🤖 AI Summary
Existing vertical federated learning (VFL) methods are constrained by strict assumptions on participant count, data alignment quality, and label availability, limiting their applicability to real-world scenarios featuring diverse missing-data patterns and heterogeneous alignment structures. To address this, we propose the first unified VFL framework supporting arbitrary data alignment configurations, arbitrary label missingness mechanisms, and multi-party collaboration. Our approach formalizes alignment gaps as missing-data problems and leverages deep latent-variable models—specifically VAEs and VAEGANs—to jointly perform generative modeling, probabilistic inference, and privacy-preserving federated optimization. The framework accommodates unlabeled samples, dynamically adapts to varying alignment degrees, and enables multi-stage collaborative training. Evaluated across 168 configurations, it outperforms all baselines in 160 cases, achieving an average accuracy gain of 9.6 percentage points. Empirical results on healthcare and financial heterogeneous benchmarks demonstrate substantial improvements in practical utility and generalization capability.
📝 Abstract
Federated learning (FL) has attracted significant attention for enabling collaborative learning without exposing private data.
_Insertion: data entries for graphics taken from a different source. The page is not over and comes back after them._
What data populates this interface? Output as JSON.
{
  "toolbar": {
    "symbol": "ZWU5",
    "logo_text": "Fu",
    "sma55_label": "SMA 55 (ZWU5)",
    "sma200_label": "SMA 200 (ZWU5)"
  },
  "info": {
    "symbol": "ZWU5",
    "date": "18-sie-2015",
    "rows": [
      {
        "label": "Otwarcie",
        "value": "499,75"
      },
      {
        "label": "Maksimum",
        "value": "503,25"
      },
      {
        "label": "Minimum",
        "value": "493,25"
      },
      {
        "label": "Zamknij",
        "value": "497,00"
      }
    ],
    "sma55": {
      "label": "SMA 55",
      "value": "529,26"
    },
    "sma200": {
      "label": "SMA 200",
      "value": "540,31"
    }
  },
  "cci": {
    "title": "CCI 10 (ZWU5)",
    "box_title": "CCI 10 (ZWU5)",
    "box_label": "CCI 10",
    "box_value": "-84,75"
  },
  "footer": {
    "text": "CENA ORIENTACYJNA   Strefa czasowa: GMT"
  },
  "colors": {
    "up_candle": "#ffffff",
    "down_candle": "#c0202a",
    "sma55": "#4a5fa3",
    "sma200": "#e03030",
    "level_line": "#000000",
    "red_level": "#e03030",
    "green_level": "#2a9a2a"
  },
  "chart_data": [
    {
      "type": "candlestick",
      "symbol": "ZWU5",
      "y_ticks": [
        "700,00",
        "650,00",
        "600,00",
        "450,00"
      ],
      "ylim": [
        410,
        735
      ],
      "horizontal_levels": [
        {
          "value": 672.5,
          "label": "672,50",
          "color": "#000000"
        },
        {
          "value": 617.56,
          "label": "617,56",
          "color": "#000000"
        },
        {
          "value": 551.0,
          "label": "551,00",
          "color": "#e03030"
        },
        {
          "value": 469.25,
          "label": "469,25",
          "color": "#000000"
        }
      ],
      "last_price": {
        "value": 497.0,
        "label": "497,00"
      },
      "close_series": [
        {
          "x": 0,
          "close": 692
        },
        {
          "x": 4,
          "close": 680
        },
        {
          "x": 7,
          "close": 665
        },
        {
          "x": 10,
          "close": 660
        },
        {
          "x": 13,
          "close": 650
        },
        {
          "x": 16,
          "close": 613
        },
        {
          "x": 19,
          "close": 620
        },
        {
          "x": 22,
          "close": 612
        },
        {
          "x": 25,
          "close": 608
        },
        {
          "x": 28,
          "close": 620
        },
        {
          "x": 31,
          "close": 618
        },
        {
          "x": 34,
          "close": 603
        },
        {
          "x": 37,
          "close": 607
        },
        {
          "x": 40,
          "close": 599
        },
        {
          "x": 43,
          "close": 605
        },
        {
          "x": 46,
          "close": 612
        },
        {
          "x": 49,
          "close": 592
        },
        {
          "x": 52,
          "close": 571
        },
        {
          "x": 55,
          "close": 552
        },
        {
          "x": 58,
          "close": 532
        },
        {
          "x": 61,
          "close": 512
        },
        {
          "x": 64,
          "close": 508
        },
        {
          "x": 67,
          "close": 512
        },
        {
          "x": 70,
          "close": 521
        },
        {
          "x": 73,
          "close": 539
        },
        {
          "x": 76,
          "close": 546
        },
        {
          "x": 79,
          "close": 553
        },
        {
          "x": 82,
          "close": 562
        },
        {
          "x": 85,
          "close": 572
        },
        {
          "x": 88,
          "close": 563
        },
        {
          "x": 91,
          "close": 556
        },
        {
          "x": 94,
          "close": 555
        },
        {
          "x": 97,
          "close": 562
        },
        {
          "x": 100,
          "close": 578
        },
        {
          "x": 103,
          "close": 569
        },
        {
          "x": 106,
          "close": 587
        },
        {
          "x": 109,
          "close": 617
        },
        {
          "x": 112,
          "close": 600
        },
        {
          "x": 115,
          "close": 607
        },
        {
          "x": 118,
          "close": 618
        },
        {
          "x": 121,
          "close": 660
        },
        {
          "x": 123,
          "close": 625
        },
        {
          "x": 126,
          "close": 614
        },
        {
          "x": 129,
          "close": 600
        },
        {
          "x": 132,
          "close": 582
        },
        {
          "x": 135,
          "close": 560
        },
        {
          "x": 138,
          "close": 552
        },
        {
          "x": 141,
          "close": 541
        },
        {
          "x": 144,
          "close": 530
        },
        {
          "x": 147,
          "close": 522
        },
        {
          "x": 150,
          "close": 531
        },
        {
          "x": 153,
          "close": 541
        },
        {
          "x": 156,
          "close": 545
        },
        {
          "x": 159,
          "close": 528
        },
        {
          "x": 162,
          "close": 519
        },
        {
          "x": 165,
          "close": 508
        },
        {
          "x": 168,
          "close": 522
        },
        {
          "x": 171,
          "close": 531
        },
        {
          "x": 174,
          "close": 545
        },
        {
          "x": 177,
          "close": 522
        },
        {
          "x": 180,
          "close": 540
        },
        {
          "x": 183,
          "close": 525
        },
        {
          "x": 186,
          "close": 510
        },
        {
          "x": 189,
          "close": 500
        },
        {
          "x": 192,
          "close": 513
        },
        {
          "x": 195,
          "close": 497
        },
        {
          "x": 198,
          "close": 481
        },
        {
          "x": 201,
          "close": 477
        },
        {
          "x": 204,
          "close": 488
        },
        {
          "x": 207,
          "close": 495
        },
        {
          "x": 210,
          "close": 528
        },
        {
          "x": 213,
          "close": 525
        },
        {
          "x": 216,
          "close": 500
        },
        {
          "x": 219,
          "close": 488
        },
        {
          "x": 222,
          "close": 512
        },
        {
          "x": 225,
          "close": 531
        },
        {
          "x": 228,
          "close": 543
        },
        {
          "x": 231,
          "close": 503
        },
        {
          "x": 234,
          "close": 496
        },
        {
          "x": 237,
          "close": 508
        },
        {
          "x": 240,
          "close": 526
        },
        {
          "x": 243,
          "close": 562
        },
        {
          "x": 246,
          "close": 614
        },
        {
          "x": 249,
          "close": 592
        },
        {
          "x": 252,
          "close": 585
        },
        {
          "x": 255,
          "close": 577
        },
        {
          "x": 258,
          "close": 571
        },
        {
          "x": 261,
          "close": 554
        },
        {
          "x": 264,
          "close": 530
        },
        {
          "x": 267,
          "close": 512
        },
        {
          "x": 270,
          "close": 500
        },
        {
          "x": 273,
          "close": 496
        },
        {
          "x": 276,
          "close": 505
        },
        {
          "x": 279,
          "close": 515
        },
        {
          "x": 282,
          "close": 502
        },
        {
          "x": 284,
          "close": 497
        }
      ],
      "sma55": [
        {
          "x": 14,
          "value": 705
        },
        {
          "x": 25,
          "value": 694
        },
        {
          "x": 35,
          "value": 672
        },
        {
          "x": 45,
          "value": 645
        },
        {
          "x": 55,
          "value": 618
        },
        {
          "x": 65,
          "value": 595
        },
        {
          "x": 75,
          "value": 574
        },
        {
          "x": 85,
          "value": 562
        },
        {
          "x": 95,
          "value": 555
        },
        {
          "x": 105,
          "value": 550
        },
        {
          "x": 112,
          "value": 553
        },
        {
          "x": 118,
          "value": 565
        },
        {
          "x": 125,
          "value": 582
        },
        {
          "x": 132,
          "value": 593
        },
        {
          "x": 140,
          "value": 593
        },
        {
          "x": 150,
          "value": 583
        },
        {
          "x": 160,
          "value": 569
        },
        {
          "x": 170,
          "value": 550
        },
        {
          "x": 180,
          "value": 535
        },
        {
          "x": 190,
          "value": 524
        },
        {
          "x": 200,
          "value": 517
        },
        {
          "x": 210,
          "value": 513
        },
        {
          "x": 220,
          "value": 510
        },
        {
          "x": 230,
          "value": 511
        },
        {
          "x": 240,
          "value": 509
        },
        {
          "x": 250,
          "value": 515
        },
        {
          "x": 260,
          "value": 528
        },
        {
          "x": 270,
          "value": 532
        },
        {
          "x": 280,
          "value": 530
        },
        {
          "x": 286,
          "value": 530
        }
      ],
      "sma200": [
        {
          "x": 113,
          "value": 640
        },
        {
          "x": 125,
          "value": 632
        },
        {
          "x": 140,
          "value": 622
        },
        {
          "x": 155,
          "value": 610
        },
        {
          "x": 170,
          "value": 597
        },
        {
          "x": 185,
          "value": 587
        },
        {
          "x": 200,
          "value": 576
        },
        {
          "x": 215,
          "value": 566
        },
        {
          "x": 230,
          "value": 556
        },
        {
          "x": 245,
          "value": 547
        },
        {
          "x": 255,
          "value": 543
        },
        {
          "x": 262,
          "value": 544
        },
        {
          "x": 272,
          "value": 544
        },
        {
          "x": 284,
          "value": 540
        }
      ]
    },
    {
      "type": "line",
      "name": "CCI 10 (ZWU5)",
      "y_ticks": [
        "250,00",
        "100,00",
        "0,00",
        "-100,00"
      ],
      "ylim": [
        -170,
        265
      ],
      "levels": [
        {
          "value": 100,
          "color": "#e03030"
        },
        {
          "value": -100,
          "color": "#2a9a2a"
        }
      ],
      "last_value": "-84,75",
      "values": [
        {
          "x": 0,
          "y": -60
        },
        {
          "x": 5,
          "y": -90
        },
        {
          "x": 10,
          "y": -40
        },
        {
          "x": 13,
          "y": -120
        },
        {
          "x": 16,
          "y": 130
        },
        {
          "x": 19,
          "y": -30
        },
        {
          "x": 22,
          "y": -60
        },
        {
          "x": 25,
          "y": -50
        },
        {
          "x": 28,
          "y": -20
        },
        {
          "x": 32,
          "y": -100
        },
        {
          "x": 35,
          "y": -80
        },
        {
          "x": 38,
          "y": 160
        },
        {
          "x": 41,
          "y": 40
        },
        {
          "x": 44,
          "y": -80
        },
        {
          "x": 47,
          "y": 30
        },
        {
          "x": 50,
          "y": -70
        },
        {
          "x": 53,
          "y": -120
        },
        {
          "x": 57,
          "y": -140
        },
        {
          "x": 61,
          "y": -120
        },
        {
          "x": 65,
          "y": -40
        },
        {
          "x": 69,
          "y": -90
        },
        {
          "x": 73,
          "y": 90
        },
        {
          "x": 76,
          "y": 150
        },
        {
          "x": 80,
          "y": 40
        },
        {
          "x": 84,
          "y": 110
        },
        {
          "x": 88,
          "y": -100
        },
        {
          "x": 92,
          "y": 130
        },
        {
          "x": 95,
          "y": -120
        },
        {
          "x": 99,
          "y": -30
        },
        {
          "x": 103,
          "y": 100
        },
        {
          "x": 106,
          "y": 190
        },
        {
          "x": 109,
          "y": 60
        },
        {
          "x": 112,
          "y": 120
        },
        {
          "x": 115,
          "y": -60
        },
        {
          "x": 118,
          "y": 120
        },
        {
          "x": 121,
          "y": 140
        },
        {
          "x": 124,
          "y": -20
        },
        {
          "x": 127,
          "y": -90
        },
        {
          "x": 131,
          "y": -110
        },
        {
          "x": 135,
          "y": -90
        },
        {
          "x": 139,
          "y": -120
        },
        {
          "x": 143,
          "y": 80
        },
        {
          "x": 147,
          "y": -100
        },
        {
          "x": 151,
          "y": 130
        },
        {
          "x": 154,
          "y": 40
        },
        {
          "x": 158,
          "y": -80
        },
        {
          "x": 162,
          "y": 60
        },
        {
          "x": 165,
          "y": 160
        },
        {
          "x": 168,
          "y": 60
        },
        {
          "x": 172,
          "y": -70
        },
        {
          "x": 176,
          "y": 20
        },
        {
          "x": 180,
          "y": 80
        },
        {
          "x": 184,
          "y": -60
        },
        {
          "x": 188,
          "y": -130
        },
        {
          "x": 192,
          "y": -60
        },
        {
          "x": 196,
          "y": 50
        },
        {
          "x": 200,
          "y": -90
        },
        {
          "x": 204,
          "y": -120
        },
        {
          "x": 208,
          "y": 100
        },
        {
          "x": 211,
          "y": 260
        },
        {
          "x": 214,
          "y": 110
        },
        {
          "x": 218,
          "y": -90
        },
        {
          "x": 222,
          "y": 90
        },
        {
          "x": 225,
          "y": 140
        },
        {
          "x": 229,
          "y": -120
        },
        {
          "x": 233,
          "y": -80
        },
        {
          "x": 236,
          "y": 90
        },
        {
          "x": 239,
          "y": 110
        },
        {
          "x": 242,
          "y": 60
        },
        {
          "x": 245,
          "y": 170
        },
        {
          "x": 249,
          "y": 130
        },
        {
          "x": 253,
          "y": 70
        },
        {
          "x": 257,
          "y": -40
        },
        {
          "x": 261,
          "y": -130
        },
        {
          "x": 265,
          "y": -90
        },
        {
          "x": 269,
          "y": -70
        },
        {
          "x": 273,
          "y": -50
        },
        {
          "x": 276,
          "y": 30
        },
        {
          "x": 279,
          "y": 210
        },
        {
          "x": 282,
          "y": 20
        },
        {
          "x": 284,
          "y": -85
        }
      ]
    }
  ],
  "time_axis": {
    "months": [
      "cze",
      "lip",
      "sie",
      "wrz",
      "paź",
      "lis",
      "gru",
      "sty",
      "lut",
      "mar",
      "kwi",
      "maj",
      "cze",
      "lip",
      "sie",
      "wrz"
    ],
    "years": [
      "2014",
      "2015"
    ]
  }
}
Among the primary variants of FL, vertical federated learning (VFL) addresses feature-partitioned data held by multiple institutions, each holding complementary information for the same set of users. However, existing VFL methods often impose restrictive assumptions such as a small number of participating parties, fully aligned data, or only using labeled data. In this work, we reinterpret alignment gaps in VFL as missing data problems and propose a unified framework that accommodates both training and inference under arbitrary alignment and labeling scenarios, while supporting diverse missingness mechanisms. In the experiments on 168 configurations spanning four benchmark datasets, six training-time missingness patterns, and seven testing-time missingness patterns, our method outperforms all baselines in 160 cases with an average gap of 9.6 percentage points over the next-best competitors. To the best of our knowledge, this is the first VFL framework to jointly handle arbitrary data alignment, unlabeled data, and multi-party collaboration all at once.